With the US decoupling its supply chain from China for advanced technologies, Australia sees an opportunity to become a supplier of choice, turning some of its mineral resources into value-added goods destined for America. In comparison, the big business news here this week was that Fonterra is looking to offload its much-loved brands like Anchor, Kapiti, and Mainland, preferring to get back to its core business of processing and selling milk. It seems like a backward step to me.
The contrast in priorities between the two countries is really quite stark, almost as stark as the news that a record number of New Zealand citizens, 52,500 people, left the country in the year to March, 2024. Many of them departed for Australia.
Can you really blame the highly mobile for bailing? The distinct lack of a confident narrative for the future of our country isn’t inspiring millennials who are eyeing up the 20% higher salaries and better job prospects across the Tasman.
Australia’s myGov platform, the heart of its online government efforts gets an additional A$580.3 million over the next five years, including to deliver a digital ID system for Australia. It’s part of A$2.8 billion for various IT projects and cybersecurity initiatives also outlined in the federal budget.
Prime Minister Christopher Luxon’s pre-budget luncheon speech in Auckland this week made it clear that our own budget will be all about the basics, a patch-up job with the main aim of getting inflation under control and containing costs. It’s clear that retooling our economy in the way Australia is doing is for a later date. Our science system is in disarray, investment in cyber, digital skills, and advanced technologies is sorely needed.
A holding pattern
But we just don’t have the funds to invest in anything other than the bare essentials in frontline heath, social, justice, and education services at the moment. We are in a bit of a holding pattern for the next couple of years then, until the government books improves, along with our economic outlook.
In the meantime, I’m drawing inspiration from the likes of Simon Walker, the Auckland tech marketer who on this week’s episode of The Business of Tech outlined his vision for Aotearoa, and incremental steps we can take to build a better future. Walker’s ID2070 vision draws a lot of inspiration from what Ireland has experienced in the last 25 years, as it became a tech hub for multinationals and built a highly-skilled workforce. As Walker points out, it really took 50 years of work, starting with Ireland joining the European Economic Community in 1973, then making deliberate decisions to move away from its primary sector roots.

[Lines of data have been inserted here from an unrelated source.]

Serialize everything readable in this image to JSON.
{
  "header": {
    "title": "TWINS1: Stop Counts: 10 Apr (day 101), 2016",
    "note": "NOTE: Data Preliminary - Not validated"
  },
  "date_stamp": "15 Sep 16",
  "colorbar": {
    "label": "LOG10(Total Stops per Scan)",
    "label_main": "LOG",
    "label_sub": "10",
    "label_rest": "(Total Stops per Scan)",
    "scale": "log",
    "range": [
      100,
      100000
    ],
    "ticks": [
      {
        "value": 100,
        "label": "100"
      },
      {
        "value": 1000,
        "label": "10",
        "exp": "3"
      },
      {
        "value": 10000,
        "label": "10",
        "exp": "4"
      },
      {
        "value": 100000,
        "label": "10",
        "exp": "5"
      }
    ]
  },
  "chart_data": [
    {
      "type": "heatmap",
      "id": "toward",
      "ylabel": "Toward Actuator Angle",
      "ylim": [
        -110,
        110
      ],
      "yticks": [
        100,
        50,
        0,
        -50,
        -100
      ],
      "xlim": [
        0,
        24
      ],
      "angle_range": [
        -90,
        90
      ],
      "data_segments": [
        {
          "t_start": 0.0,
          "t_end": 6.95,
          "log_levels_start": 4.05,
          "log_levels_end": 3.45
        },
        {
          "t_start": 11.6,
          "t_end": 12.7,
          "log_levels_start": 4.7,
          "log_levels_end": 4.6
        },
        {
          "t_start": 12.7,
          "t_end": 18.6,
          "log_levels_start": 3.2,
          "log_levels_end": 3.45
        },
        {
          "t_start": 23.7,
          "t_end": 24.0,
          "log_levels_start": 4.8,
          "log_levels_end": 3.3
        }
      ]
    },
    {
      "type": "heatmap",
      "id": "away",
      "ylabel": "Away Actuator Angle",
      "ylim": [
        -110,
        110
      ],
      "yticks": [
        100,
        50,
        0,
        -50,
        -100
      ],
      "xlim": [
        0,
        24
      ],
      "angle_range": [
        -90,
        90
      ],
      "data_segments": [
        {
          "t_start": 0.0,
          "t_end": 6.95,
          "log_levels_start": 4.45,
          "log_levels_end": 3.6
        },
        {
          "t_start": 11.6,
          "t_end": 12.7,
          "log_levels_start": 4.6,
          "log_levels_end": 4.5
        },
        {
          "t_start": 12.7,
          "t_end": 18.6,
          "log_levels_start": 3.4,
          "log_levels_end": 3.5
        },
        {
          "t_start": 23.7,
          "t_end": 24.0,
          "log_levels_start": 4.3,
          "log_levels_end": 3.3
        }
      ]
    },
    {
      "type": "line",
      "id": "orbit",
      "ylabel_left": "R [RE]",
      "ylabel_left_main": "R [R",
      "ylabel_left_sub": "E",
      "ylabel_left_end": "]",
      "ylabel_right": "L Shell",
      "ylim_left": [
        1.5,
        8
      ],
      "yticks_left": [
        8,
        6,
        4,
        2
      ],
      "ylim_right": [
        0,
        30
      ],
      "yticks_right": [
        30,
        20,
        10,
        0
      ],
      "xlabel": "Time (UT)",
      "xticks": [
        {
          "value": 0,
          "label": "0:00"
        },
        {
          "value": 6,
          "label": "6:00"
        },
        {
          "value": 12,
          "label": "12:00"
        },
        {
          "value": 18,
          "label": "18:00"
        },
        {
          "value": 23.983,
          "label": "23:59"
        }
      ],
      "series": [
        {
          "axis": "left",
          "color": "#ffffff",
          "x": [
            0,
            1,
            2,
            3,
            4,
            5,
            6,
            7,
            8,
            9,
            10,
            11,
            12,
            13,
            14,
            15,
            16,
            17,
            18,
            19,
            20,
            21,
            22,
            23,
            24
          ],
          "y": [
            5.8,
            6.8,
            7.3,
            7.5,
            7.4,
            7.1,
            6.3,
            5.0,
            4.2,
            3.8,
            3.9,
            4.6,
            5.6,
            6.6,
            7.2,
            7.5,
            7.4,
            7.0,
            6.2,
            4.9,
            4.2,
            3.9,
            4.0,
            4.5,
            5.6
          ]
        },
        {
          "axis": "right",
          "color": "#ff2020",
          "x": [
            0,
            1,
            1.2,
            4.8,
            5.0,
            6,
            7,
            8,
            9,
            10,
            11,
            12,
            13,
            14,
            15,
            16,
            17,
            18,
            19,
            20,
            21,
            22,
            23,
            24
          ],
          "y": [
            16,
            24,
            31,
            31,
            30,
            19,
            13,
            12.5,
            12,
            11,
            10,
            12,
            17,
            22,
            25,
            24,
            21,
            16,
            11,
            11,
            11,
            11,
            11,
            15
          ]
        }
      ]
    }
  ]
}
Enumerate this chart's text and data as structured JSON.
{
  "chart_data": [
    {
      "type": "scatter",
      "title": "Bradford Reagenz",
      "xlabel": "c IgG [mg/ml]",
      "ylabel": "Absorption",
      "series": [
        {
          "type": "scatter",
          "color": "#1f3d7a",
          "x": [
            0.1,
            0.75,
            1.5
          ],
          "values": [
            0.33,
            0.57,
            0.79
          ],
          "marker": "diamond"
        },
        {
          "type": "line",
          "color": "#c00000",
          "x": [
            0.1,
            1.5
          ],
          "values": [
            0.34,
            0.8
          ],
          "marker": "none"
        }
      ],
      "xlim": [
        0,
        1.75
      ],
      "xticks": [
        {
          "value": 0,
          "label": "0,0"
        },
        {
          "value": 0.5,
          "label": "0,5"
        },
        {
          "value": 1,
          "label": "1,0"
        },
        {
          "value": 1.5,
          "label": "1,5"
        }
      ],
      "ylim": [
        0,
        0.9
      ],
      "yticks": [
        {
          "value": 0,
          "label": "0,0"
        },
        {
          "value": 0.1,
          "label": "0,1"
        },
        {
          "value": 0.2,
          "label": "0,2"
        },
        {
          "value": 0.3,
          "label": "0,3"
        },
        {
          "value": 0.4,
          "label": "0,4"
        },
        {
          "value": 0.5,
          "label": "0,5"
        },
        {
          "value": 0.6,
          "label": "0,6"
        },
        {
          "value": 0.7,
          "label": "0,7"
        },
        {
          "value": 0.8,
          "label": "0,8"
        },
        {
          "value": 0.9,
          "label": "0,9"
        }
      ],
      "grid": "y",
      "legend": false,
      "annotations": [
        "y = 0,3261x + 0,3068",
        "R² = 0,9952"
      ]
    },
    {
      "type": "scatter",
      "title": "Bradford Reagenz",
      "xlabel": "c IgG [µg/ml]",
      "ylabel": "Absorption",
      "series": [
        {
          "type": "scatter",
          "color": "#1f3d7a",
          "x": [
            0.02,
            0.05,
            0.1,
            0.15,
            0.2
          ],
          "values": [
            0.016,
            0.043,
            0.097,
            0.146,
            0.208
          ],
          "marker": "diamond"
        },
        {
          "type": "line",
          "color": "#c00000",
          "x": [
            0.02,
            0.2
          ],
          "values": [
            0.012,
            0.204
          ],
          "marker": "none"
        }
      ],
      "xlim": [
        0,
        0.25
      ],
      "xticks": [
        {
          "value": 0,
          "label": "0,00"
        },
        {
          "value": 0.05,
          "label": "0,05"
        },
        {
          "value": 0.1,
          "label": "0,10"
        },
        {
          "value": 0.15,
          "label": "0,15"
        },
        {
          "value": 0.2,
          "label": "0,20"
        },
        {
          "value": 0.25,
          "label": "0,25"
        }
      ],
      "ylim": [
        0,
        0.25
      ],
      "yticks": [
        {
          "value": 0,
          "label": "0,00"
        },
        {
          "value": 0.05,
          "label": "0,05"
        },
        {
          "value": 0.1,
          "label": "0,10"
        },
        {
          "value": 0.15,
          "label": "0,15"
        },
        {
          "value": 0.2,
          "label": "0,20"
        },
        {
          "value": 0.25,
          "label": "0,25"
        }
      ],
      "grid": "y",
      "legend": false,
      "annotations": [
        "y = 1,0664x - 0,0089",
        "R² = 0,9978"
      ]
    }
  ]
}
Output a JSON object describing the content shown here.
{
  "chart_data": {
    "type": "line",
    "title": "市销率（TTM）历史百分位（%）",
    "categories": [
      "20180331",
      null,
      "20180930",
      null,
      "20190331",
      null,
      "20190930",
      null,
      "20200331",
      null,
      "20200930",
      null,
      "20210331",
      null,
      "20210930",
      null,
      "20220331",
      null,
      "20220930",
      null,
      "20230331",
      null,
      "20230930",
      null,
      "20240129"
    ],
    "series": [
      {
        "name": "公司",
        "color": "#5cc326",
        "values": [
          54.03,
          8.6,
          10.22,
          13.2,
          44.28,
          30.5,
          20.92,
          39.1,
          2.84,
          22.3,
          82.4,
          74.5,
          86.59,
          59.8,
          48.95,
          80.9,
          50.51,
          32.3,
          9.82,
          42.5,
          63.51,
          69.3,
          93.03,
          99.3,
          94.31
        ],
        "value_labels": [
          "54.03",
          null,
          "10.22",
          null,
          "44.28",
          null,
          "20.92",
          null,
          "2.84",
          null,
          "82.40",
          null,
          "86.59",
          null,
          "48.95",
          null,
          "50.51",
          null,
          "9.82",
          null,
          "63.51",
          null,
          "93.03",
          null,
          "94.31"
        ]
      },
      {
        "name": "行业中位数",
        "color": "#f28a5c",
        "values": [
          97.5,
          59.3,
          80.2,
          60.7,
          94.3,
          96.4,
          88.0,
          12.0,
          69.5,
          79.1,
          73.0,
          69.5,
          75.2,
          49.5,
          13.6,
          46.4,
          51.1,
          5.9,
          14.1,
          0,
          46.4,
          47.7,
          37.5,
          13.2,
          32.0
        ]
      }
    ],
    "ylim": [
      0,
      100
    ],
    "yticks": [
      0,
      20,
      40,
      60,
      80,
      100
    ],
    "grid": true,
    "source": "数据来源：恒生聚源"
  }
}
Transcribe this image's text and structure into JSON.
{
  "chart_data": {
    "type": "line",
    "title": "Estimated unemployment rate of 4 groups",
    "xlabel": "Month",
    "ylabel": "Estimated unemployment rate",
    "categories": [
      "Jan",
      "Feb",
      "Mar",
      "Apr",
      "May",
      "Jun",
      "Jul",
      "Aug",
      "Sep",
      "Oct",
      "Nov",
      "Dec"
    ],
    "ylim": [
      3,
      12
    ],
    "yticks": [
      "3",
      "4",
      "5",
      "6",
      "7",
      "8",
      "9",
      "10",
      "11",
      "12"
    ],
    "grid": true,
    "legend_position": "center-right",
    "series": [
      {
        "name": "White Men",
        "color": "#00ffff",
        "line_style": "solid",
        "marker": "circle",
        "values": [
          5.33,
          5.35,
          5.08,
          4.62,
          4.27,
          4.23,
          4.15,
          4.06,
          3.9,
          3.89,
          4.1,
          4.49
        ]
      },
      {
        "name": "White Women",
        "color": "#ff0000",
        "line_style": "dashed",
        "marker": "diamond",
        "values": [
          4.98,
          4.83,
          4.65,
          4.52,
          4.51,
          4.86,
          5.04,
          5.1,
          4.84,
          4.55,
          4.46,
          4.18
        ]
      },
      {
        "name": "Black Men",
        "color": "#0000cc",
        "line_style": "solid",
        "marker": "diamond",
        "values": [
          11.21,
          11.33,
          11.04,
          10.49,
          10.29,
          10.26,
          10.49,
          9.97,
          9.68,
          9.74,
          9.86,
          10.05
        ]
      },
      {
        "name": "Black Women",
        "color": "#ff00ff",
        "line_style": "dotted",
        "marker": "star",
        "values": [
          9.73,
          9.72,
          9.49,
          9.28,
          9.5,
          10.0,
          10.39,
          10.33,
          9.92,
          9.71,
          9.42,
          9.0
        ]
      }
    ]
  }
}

We have a similar journey to go on. But we are well underway with a healthy tech sector, a thriving startup scene, and world-class scientists and researchers. For the next period, we can’t expect government to steer the way with large injections of funding to kickstart activity. We need to think for ourselves, innovate and incrementally build the sort of country we aspire to be part of in 2070. Luxon should let us get on with it.